Des villes hors zone!

La saison des avant-premières bat son plein ; des films inédits se bousculent au portillon. Cela a commencé en automne et continue de plus bel en hiver. Faut-il rappeler en effet que sur les modiques statistiques du cinéma marocain, 1.500.000 entrées en 2018, les meilleurs scores du box office sont réalisés au mois de janvier.

C’est ainsi qu’en 2018 toujours, ce mois frileux a enregistré 230 000 entrées contre par exemple 54 000 au mois de juin ! (l’effet ramadan ? les examens ?)…

On comprend alors que beaucoup de producteurs cherchent à placer leur film dans ce segment porteur qui va d’octobre à avril, le premier mois de l’année étant le point paroxystique de la fréquentation. Des projections spéciales sont ainsi organisées pour annoncer ces sorties.  Les avant-premières sont, en effet, un outil de promotion qui, normalement, va dans ce sens. Dans une société où la tradition orale est ancrée dans les mœurs médiatiques et où le bouche à oreille fonctionne comme une «arme de destruction massive», le «qu’en dira-t-on» du lendemain de la sortie du film joue plus que les articles critiques, très rares et presque clandestins par ailleurs.

C’est pour dire qu’une avant-première réussie est plus efficace en termes de retombées commerciales que le dérisoire spot publicitaire télévisé. Sauf que…en la matière aussi la profession fait souvent preuve de manque de professionnalisme. Les avant-premières sont souvent montées à la hâte et ne reflètent pas un réel souci du devenir du film.

En outre,  L’alliance tripartite, producteur-distributeur-exploitant souffre de dysfonctionnements chroniques, les uns et les autres s’accusent mutuellement de manquer aux engagements. Et le bureau du directeur du CCM est encombré  de doléances émanant notamment des producteurs qui en veulent aux distributeurs…Et ces derniers qui crient aux diktats des exploitants.

Or, la vie d’un film dépend en grande partie des soins que l’on apporte à ses premiers contacts avec le grand air. D’autant plus que le rayon d’intervention d’un film marocain se réduit d’année en année. Le dernier bilan établi par les services du Centre cinématographique marocain est révélateur de la carte couverte par la sortie d’un nouveau film.

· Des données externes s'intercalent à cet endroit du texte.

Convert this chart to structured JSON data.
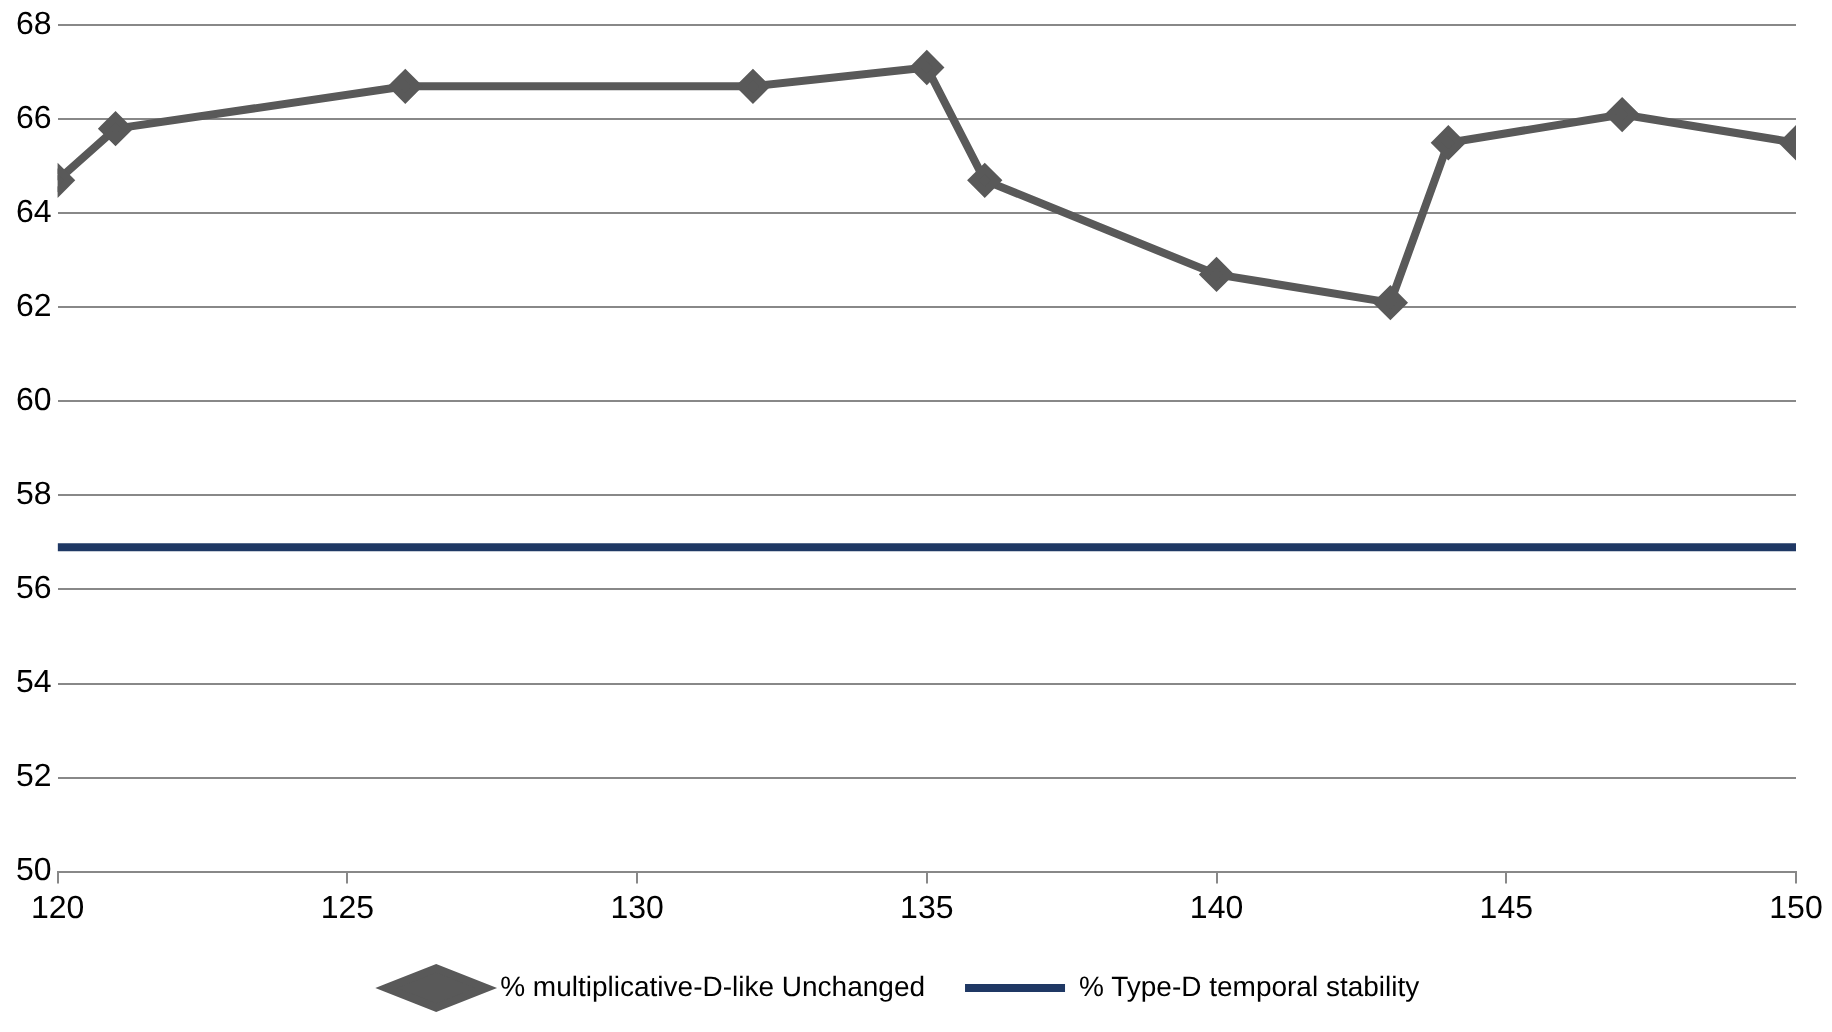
{
  "chart_data": {
    "type": "line",
    "xlim": [
      120,
      150
    ],
    "xticks": [
      120,
      125,
      130,
      135,
      140,
      145,
      150
    ],
    "ylim": [
      50,
      68
    ],
    "yticks": [
      50,
      52,
      54,
      56,
      58,
      60,
      62,
      64,
      66,
      68
    ],
    "grid": "y",
    "legend": "bottom",
    "series": [
      {
        "name": "% multiplicative-D-like Unchanged",
        "color": "#595959",
        "marker": "diamond",
        "x": [
          120,
          121,
          126,
          132,
          135,
          136,
          140,
          143,
          144,
          147,
          150
        ],
        "values": [
          64.7,
          65.8,
          66.7,
          66.7,
          67.1,
          64.7,
          62.7,
          62.1,
          65.5,
          66.1,
          65.5
        ]
      },
      {
        "name": "% Type-D temporal stability",
        "color": "#1f3864",
        "marker": "none",
        "x": [
          120,
          150
        ],
        "values": [
          56.9,
          56.9
        ]
      }
    ]
  }
}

Si l’on se focalise souvent sur les nombre de salles dans le pays (une trentaine en 2018), le chiffre le plus révélateur concerne l’espace géographique touché  par ce parc restreint :  le cinéma comme pratique sociale urbaine est tout simplement en train de disparaître; des villes entières sont hors zone et ne voient plus arriver des films dans des conditions cinématographiques. Elles sont encore huit villes où le spectacle cinématographique fait de la résistance: Marrakech, Casablanca, Rabat-Salé, Meknès, Fès, Oujda, Tétouan, Tanger. Avec une précision de taille, sur l’ensemble des entrées, les deux tiers sont enregistrées à Casablanca !!!

La lecture de la carte de l’exploitation cinématographique révèle un autre paradoxe marocain ; notamment quand il s’agit de croiser les chiffres de la fréquentation des salles et la carte des festivals et manifestations cinématographiques.  Si ces derniers se multiplient d’année en année, leur progression ne signifie nullement un développement de la cinéphilie et la création d’une demande cinématographique.

L’impression qui se dégage est que les festivals sont perçus comme un palliatif à la disparition des salles alors qu’en principe, ils doivent doper le désir du cinéma, favoriser le retour à la salle de cinéma. Nous avons ainsi des régions qui abritent une dizaine de manifestations cinématographiques sans aucun retour bénéfique pour l’activité cinématographique durant le reste de l’année : par exemple, aucun nouveau film marocain ne bénéficie d’une sortie dans ses régions.   De quoi interpeller la commission de subventions des festivals.